Un sentimiento desagradable turbaba, no obstante, el placer que yo experimentaba entregándome a estas meditaciones. ¡Cuán pocas personas, me decía a mi mismo, disfrutan ahora conmigo el espectáculo sublime que el cielo muestra inútilmente a los hombres aletargados!… Bien está, tratándose de los que duermen; ¿pero qué les costaría a los que se pasean, a los que salen en tropel del teatro, mirar un instante y admirar las brillantes constelaciones que irradian por todas partes sobre sus cabezas? No; los espectadores atentos de Scapin o de Jocrisse tendrán a menos alzar la mirada; van a volver estúpidamente a su casa, o donde sea, sin pensar que el cielo existe… ¡Qué cosa más rara!… Porque se le puede ver con frecuencia y gratis, no quieren mirarlo. Si el firmamento permaneciese siempre velado a nuestra vista; si el espectáculo que nos ofrece dependiera de un empresario, los palcos de preferencia en los tejados valdrían un dineral y las damas de Turín se disputarían con furor una luneta.

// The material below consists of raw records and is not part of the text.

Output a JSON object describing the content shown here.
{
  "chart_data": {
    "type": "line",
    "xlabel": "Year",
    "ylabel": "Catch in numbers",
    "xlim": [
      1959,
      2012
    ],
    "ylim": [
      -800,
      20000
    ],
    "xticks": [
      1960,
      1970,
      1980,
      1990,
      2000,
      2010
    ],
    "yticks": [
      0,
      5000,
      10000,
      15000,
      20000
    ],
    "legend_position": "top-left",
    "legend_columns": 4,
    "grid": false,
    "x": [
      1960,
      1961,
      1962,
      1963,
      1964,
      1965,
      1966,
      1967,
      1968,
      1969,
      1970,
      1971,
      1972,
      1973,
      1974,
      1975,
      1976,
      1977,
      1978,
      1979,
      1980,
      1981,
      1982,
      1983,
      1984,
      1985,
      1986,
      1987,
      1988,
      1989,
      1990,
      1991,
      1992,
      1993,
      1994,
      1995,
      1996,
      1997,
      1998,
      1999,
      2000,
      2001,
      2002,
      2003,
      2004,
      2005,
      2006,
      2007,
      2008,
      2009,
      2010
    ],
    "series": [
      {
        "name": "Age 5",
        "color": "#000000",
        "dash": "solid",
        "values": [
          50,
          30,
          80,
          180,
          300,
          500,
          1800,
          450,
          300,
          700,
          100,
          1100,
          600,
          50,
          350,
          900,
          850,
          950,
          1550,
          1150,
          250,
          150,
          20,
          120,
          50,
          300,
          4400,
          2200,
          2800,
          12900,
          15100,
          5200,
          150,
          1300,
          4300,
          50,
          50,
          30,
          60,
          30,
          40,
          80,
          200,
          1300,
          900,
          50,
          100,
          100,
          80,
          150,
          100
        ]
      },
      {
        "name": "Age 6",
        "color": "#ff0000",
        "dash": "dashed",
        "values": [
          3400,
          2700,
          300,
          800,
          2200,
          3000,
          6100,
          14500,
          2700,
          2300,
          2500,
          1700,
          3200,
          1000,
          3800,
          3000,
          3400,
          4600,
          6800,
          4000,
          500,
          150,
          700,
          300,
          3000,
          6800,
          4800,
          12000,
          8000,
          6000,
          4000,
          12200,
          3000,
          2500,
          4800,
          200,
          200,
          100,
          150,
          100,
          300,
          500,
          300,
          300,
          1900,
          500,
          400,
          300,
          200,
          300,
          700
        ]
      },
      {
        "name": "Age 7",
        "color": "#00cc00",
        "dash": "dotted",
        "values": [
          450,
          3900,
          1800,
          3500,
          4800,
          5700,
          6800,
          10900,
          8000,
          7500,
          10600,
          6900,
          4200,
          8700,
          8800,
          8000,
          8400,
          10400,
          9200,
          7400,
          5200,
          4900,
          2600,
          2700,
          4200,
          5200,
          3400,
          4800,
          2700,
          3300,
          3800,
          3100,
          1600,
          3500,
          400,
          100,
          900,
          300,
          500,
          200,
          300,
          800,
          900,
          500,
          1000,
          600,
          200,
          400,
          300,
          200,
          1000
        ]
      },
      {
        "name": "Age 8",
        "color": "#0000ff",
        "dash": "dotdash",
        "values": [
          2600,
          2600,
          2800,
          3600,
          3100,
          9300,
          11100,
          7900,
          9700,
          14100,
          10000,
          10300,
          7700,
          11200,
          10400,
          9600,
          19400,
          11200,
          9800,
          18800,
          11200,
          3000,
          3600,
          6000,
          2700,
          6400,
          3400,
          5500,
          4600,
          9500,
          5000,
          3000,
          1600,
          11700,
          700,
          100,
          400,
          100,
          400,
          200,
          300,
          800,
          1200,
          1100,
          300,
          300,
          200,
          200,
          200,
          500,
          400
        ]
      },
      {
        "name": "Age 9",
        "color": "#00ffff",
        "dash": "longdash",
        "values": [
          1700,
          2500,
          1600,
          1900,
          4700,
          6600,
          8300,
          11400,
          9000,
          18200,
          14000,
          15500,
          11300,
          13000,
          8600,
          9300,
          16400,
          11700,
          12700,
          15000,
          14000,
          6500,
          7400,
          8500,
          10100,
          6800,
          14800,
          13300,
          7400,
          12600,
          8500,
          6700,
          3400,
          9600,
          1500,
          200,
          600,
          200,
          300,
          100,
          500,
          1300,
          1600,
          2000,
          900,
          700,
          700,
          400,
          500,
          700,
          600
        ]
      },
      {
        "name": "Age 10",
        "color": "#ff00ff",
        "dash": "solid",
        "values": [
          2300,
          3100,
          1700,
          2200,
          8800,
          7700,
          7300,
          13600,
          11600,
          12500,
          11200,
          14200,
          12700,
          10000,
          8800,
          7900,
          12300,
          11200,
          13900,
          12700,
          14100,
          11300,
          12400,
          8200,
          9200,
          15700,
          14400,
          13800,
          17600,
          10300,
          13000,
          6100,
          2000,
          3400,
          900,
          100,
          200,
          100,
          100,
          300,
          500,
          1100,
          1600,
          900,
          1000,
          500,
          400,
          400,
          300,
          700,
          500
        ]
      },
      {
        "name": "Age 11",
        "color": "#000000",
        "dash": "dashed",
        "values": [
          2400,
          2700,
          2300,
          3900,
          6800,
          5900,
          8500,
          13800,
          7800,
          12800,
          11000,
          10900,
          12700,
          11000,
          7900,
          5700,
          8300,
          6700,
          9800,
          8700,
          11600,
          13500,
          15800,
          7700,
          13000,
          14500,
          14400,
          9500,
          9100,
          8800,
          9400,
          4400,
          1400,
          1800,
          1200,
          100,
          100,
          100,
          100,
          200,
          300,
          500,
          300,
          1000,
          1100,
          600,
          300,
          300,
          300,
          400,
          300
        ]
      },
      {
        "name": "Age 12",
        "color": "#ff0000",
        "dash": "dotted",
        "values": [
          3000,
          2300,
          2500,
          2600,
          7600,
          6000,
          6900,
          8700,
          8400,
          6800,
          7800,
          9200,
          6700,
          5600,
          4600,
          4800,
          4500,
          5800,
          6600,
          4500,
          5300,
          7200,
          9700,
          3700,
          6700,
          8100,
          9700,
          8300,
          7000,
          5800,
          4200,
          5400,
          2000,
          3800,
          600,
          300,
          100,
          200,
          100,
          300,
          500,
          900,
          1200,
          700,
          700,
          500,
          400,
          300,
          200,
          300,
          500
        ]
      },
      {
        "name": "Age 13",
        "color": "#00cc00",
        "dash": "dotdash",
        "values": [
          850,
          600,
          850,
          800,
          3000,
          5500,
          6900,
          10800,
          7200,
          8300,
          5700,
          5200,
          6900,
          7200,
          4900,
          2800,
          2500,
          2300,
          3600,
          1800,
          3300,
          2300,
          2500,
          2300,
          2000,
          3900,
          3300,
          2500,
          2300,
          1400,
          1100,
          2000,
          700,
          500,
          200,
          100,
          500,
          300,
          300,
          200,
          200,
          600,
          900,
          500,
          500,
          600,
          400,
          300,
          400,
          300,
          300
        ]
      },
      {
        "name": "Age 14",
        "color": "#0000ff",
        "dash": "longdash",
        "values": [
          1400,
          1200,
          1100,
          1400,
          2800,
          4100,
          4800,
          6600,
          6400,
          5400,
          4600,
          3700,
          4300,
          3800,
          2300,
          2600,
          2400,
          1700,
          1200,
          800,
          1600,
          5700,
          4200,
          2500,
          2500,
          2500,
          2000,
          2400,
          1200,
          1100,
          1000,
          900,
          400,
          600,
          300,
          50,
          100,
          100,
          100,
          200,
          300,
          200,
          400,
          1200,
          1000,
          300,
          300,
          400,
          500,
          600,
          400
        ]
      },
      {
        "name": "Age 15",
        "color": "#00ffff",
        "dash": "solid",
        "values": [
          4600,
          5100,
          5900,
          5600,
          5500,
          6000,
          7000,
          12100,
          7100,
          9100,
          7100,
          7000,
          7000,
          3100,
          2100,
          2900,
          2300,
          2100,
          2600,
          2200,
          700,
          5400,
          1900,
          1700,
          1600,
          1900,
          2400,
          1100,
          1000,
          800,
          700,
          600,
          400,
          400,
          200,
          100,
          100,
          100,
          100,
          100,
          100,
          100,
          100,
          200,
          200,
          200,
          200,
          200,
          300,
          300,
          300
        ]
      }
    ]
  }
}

—¡Oh, si yo fuera soberano de un país —exclamé presa de justa indignación—, haría cada noche tocar a rebato y obligaría a mis súbditos de todas las edades, de todo sexo y de toda condición, a asomarse al balcón y a contemplar las estrellas!…

En este punto, la razón, que en mi reino no tiene más que un derecho dudoso de reconvención, fue, no obstante, más feliz que de ordinario en las representaciones que me propuso con motivo del edicto inconsiderado que yo quería promulgar en mis Estados: «Señor —me dijo—: ¿no se dignará Vuestra Majestad hacer una excepción en favor de las noches lluviosas, puesto que, en este caso, estando el cielo cubierto…» «Muy bien, muy bien —respondí—; no se me había ocurrido; tome usted nota de una excepción en favor de las noches lluviosas.» «Señor añadió: pienso que sería a propósito exceptuar también las noches serenas, cuando el frío es excesivo y sopla el cierzo, puesto que la ejecución rigurosa del edicto abrumaría a los felices súbditos de Vuestra Majestad con una colección de constipados y catarros.» Empezaba a ver muchas dificultades en la ejecución de mi proyecto; pero se me hacía duro tener que desandar lo andado. «Será preciso —dije— escribir al Consejo de Medicina y a la Academia de Ciencias para fijar el grado del termómetro centígrado en el cual mis súbditos puedan quedar dispensados de asomarse al balcón; pero quiero, exijo absolutamente, que la orden sea ejecutada con todo rigor.» «¿Y los enfermos, señor?» «Eso está claro: que sean exceptuados; la humanidad debe estar sobre todo.» «Si no temiera cansar a Vuestra Majestad, le haría aún observar que se podría (en el caso en que lo juzgase a propósito y en que la cosa no presentase grandes inconvenientes) añadir también una excepción en favor de los ciegos, puesto que, privados del órgano de la vista…» «Bueno; ¿está ya todo?», interrumpí de mal humor. «Perdón, señor, ¿y los enamorados? ¿El corazón tan sensible de Vuestra Majestad podría obligarles por fuerza a que contemplasen también las estrellas?» « ¡Bueno, bueno! —dijo el rey—; dejemos eso: ya pensaremos en ello más despacio. Me hará usted una Memoria sobre el asunto.»

¡Dios santo!… ¡Dios santo!… ¡Cuánto hay que reflexionar antes de promulgar un edicto de buena policía!